NEW YORK (WABC) -- Local veterans are concerned over the U.S. Department of Veterans Affairs' proposal to remove tinnitus as a stand-alone disability and to change the language surrounding a sleep apnea disability.

The VA made the announcement in February and said in an email to veterans, "The proposed updates to the rating schedule for these conditions will enable VA to incorporate modern medical data and terminology to provide Veterans with more accurate and consistent decisions. Veterans who currently receive compensation for a service-connected condition in these body systems will not have their disability rating impacted when the VA Schedule for Rating Disabilities is updated."

The VA projects it will save $57.1 billion over a 10-year-period with the updates to the tinnitus and sleep apnea language.

"It doesn't sit right with us that these changes are about to occur and we are left to believe that nothing's going to happen to us," said Army veteran John Rodriguez.

Patrick Donohue, founder of veteran's outreach group Project 9 Line in Islip, said he has been trying to get more information from the VA about what medical studies they used to make the decisions and how the VA is proposing to save tens of billions of dollars while also, "more accurately compensating veterans for their service-connected disabilities."

Donohue fears that fewer veterans will be able to get disability benefits under the new rules.
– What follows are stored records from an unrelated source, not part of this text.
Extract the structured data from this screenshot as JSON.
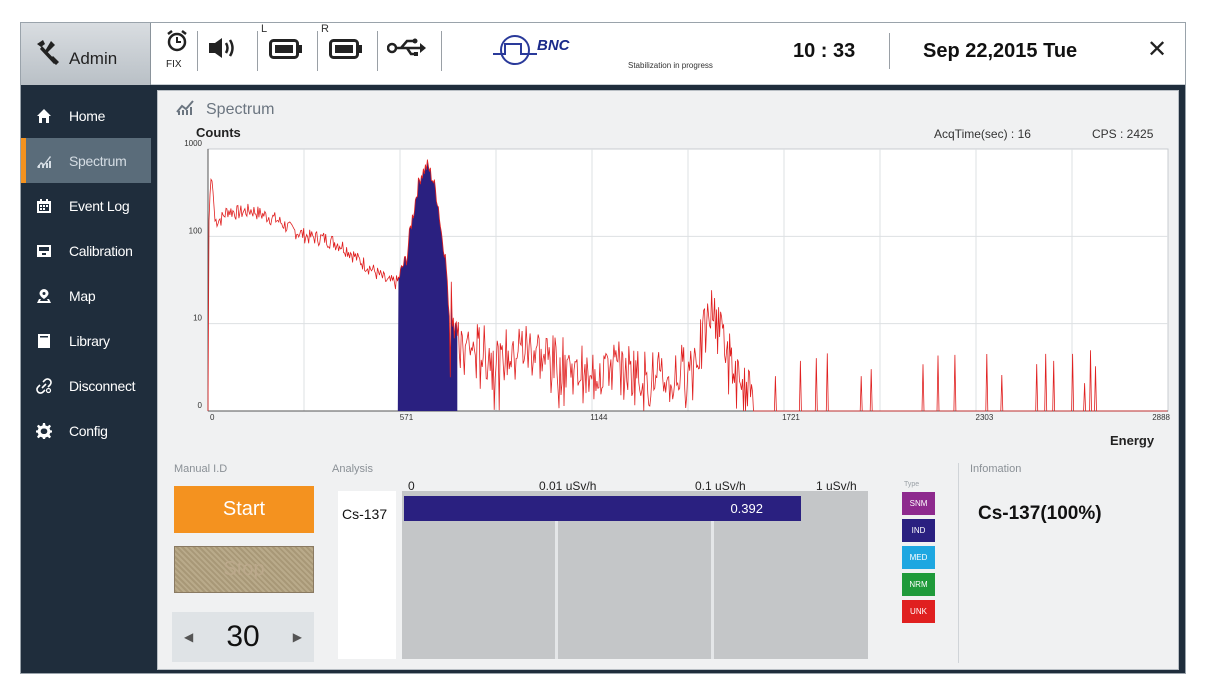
{
  "topbar": {
    "user": "Admin",
    "fix_label": "FIX",
    "left_battery_letter": "L",
    "right_battery_letter": "R",
    "logo_text": "BNC",
    "status": "Stabilization in progress",
    "time": "10 : 33",
    "date": "Sep 22,2015 Tue",
    "close_label": "✕"
  },
  "sidebar": {
    "items": [
      {
        "label": "Home",
        "icon": "home-icon"
      },
      {
        "label": "Spectrum",
        "icon": "chart-icon"
      },
      {
        "label": "Event Log",
        "icon": "calendar-icon"
      },
      {
        "label": "Calibration",
        "icon": "calibration-icon"
      },
      {
        "label": "Map",
        "icon": "map-pin-icon"
      },
      {
        "label": "Library",
        "icon": "book-icon"
      },
      {
        "label": "Disconnect",
        "icon": "link-icon"
      },
      {
        "label": "Config",
        "icon": "gear-icon"
      }
    ],
    "active_index": 1
  },
  "spectrum": {
    "title": "Spectrum",
    "acq_time": "AcqTime(sec) : 16",
    "cps": "CPS : 2425"
  },
  "chart_data": {
    "type": "line",
    "title": "",
    "xlabel": "Energy",
    "ylabel": "Counts",
    "y_scale": "log",
    "ylim": [
      0,
      1000
    ],
    "xlim": [
      0,
      2888
    ],
    "x_ticks": [
      "0",
      "571",
      "1144",
      "1721",
      "2303",
      "2888"
    ],
    "y_ticks": [
      "0",
      "10",
      "100",
      "1000"
    ],
    "grid": true,
    "line_color": "#e02020",
    "highlight_color": "#2a2080",
    "highlight_range": [
      571,
      750
    ],
    "series": [
      {
        "x": [
          0,
          10,
          20,
          40,
          60,
          80,
          100,
          130,
          160,
          200,
          250,
          300,
          350,
          400,
          450,
          500,
          540,
          571,
          600,
          620,
          640,
          660,
          680,
          700,
          720,
          750,
          800,
          850,
          900,
          950,
          1000,
          1050,
          1100,
          1150,
          1200,
          1250,
          1300,
          1350,
          1400,
          1450,
          1480,
          1500,
          1520,
          1540,
          1560,
          1580,
          1620,
          1700,
          1800,
          1900,
          2000,
          2100,
          2200,
          2303,
          2400,
          2500,
          2600,
          2700,
          2800,
          2888
        ],
        "y": [
          1,
          500,
          150,
          160,
          200,
          190,
          190,
          200,
          180,
          160,
          120,
          100,
          95,
          80,
          55,
          40,
          30,
          30,
          60,
          200,
          500,
          650,
          400,
          120,
          30,
          5,
          5,
          4,
          4,
          5,
          4,
          3,
          3,
          2,
          3,
          3,
          2,
          2,
          2,
          3,
          5,
          8,
          15,
          10,
          5,
          2,
          1,
          1,
          1,
          1,
          1,
          1,
          1,
          1,
          1,
          1,
          1,
          1,
          1,
          1
        ]
      }
    ]
  },
  "manual_id": {
    "label": "Manual I.D",
    "start_label": "Start",
    "stop_label": "Stop",
    "stepper_value": "30"
  },
  "analysis": {
    "label": "Analysis",
    "scale": [
      "0",
      "0.01 uSv/h",
      "0.1 uSv/h",
      "1 uSv/h"
    ],
    "nuclide": "Cs-137",
    "dose_value": "0.392",
    "dose_fraction": 0.86,
    "bar_color": "#2a2080"
  },
  "type_legend": {
    "title": "Type",
    "types": [
      {
        "label": "SNM",
        "color": "#8e2a8e"
      },
      {
        "label": "IND",
        "color": "#2a2080"
      },
      {
        "label": "MED",
        "color": "#1ea7e1"
      },
      {
        "label": "NRM",
        "color": "#1f9a3a"
      },
      {
        "label": "UNK",
        "color": "#e02020"
      }
    ]
  },
  "information": {
    "label": "Infomation",
    "result": "Cs-137(100%)"
  }
}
"To take that away or make it more difficult for any vet to get these benefits is unfair," he said. Donohue said he is troubled by the fact that he said he knows veterans who had sleep apnea tests performed recently, but the VA is not issuing a decision on their cases.

Long Island veteran Shaun Thompson said he had a sleep apnea test performed two months ago. He just received a letter from the VA saying a decision about whether he should receive compensation is being "deferred."

Eyewitness News reached out to the VA requesting the various medical studies on which they based their proposals, but the VA said they could not get us the information by our deadline.

The VA is also proposing a reevaluation of mental health conditions based on "a more robust and holistic approach that assesses how impactful the disability is to cognition, interpersonal relationships, task completion, life activities and self-care."

The proposals cannot be approved until they go through a 60-day public comment period, which ends April 18.